Menurutnya, Trump saat ini lebih memprioritaskan kesepakatan besar di bidang perdagangan, pengaturan tarif yang menguntungkan, serta kerja sama keamanan global — termasuk upaya meredam ketegangan di Timur Tengah.
Dalam skenario ini, Taiwan dipandang bukan lagi sebagai prioritas utama, melainkan bisa menjadi "kartu tawar" atau bahkan beban jika mengganggu agenda besar Washington.
Baca juga: Iran Dukung Proposal Empat Poin Xi Jinping Jelang Kunjungan Trump ke China
Kondisi ini tentu menjadi alarm bagi pemerintah di Taipei.
Selama ini, Taiwan sangat bergantung pada dukungan militer dan diplomatik AS untuk menghadapi tekanan Beijing.

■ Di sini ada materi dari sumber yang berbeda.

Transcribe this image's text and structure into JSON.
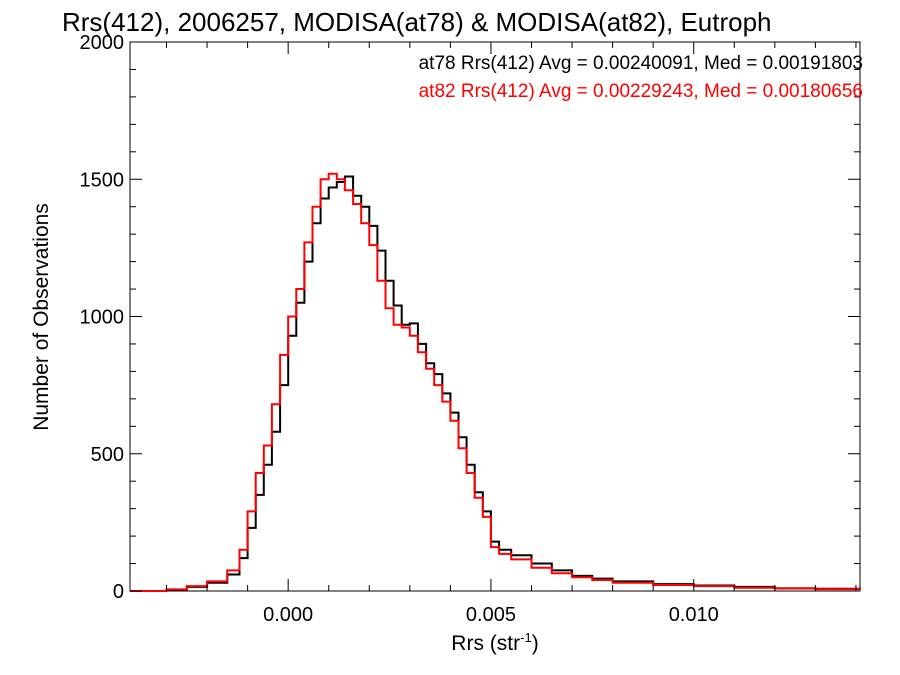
{
  "chart_data": {
    "type": "line",
    "style": "histogram-step",
    "title": "Rrs(412), 2006257, MODISA(at78) & MODISA(at82), Eutroph",
    "xlabel": "Rrs (str",
    "xlabel_superscript": "-1",
    "xlabel_close": ")",
    "ylabel": "Number of Observations",
    "xlim": [
      -0.0039,
      0.0141
    ],
    "ylim": [
      0,
      2000
    ],
    "grid": false,
    "x_ticks": [
      {
        "value": 0.0,
        "label": "0.000"
      },
      {
        "value": 0.005,
        "label": "0.005"
      },
      {
        "value": 0.01,
        "label": "0.010"
      }
    ],
    "y_ticks": [
      {
        "value": 0,
        "label": "0"
      },
      {
        "value": 500,
        "label": "500"
      },
      {
        "value": 1000,
        "label": "1000"
      },
      {
        "value": 1500,
        "label": "1500"
      },
      {
        "value": 2000,
        "label": "2000"
      }
    ],
    "annotations": [
      {
        "text": "at78 Rrs(412) Avg = 0.00240091, Med = 0.00191803",
        "color": "#000000"
      },
      {
        "text": "at82 Rrs(412) Avg = 0.00229243, Med = 0.00180656",
        "color": "#ff0000"
      }
    ],
    "series": [
      {
        "name": "at78",
        "color": "#000000",
        "x": [
          -0.0039,
          -0.003,
          -0.0025,
          -0.002,
          -0.0015,
          -0.0012,
          -0.001,
          -0.0008,
          -0.0006,
          -0.0004,
          -0.0002,
          0.0,
          0.0002,
          0.0004,
          0.0006,
          0.0008,
          0.001,
          0.0012,
          0.0014,
          0.0016,
          0.0018,
          0.002,
          0.0022,
          0.0024,
          0.0026,
          0.0028,
          0.003,
          0.0032,
          0.0034,
          0.0036,
          0.0038,
          0.004,
          0.0042,
          0.0044,
          0.0046,
          0.0048,
          0.005,
          0.0052,
          0.0055,
          0.006,
          0.0065,
          0.007,
          0.0075,
          0.008,
          0.009,
          0.01,
          0.011,
          0.012,
          0.013,
          0.0141
        ],
        "y": [
          0,
          5,
          15,
          30,
          60,
          120,
          230,
          350,
          460,
          580,
          750,
          930,
          1050,
          1200,
          1340,
          1430,
          1470,
          1490,
          1510,
          1440,
          1400,
          1330,
          1240,
          1130,
          1040,
          970,
          975,
          900,
          830,
          790,
          720,
          650,
          560,
          460,
          360,
          290,
          180,
          150,
          130,
          100,
          75,
          55,
          45,
          35,
          25,
          20,
          15,
          10,
          8,
          5
        ]
      },
      {
        "name": "at82",
        "color": "#ff0000",
        "x": [
          -0.0039,
          -0.003,
          -0.0025,
          -0.002,
          -0.0015,
          -0.0012,
          -0.001,
          -0.0008,
          -0.0006,
          -0.0004,
          -0.0002,
          0.0,
          0.0002,
          0.0004,
          0.0006,
          0.0008,
          0.001,
          0.0012,
          0.0014,
          0.0016,
          0.0018,
          0.002,
          0.0022,
          0.0024,
          0.0026,
          0.0028,
          0.003,
          0.0032,
          0.0034,
          0.0036,
          0.0038,
          0.004,
          0.0042,
          0.0044,
          0.0046,
          0.0048,
          0.005,
          0.0052,
          0.0055,
          0.006,
          0.0065,
          0.007,
          0.0075,
          0.008,
          0.009,
          0.01,
          0.011,
          0.012,
          0.013,
          0.0141
        ],
        "y": [
          0,
          6,
          18,
          35,
          75,
          150,
          290,
          430,
          530,
          680,
          860,
          1000,
          1100,
          1270,
          1400,
          1500,
          1520,
          1500,
          1460,
          1410,
          1340,
          1260,
          1130,
          1030,
          970,
          960,
          930,
          870,
          810,
          750,
          690,
          620,
          520,
          430,
          340,
          270,
          160,
          135,
          115,
          85,
          65,
          50,
          40,
          30,
          22,
          18,
          12,
          9,
          7,
          4
        ]
      }
    ]
  }
}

Namun, jika Trump memilih untuk bersikap pragmatis demi mencapai kesepakatan ekonomi dengan Xi, posisi Taiwan bisa terancam.
Wu menambahkan, jika dalam pertemuan mendatang Trump secara terang-terangan menyatakan ketidaksukaannya terhadap gerakan kemerdekaan Taiwan, hal itu akan menjadi kemenangan diplomatik besar bagi Beijing.
"Dampaknya akan sangat positif bagi stabilitas hubungan lintas selat dari perspektif China, namun akan menjadi pukulan telak bagi partai berkuasa di Taiwan (DPP)," tambahnya.
Beijing tetap pada pendiriannya bahwa Taiwan adalah bagian tak terpisahkan dari kedaulatannya.
Dengan kekuatan ekonomi dan militer China yang terus tumbuh pesat, ruang bagi gerakan kemerdekaan di pulau tersebut dinilai kian terjepit.
Selama hubungan AS-China tetap berada dalam jalur komunikasi yang normal, para analis meyakini bahwa Washington tidak akan mengambil risiko besar dengan membiarkan isu Taiwan merusak stabilitas ekonomi global yang sedang mereka coba bangun kembali bersama China.